The Treasury
Installation at Open Studios, Rijksakademie van Beeldende Kunsten Amsterdam, The Netherlands
June 2024
The Treasury is a body of work that tells a story of Peg Miller, an American artist who lived in a bank building in Spring Green, Wisconsin for the last thirty years of her life. This neoclassical revival building was registered as a national historic site after her death, which I speculate would not have been possible without Peg’s occupancy. She used the bank as a home, a studio, and sometimes, a place to help other women maintain sobriety. Peg was a recovered alcoholic.

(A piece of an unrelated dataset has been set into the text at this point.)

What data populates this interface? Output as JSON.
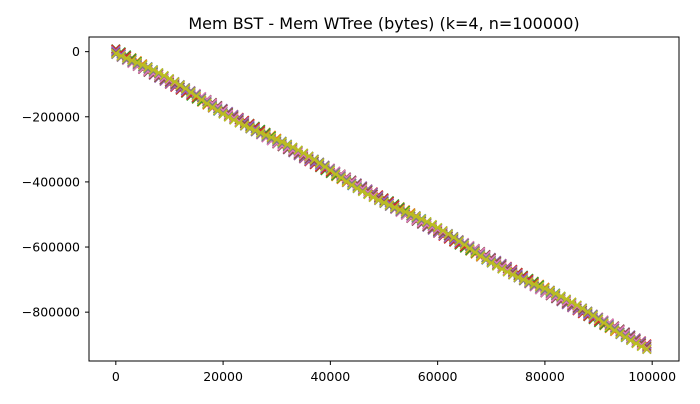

The Treasury includes a 12-minute video work that uses puppets to tell anecdotes shared in interviews, alongside footage from inside the bank – which has been repurposed into a restaurant. Often historically used to share dissident stories, puppetry is used here to perform a collective recollection of an artist who survived addiction and made her own economy. A small history becomes a portrait of both an artists’ life and the disturbance of a financial institution’s transition. This is a memorial for a joyful misuse of space.
An annotated script, a large painted quilt made from found and gifted fabric, and a welded steel work the size of my bedroom window are also works included in The Treasury.
Peg Miller is my mother’s aunt. I might have met her once. my only memories are black walls and patterned, or frightening, paintings.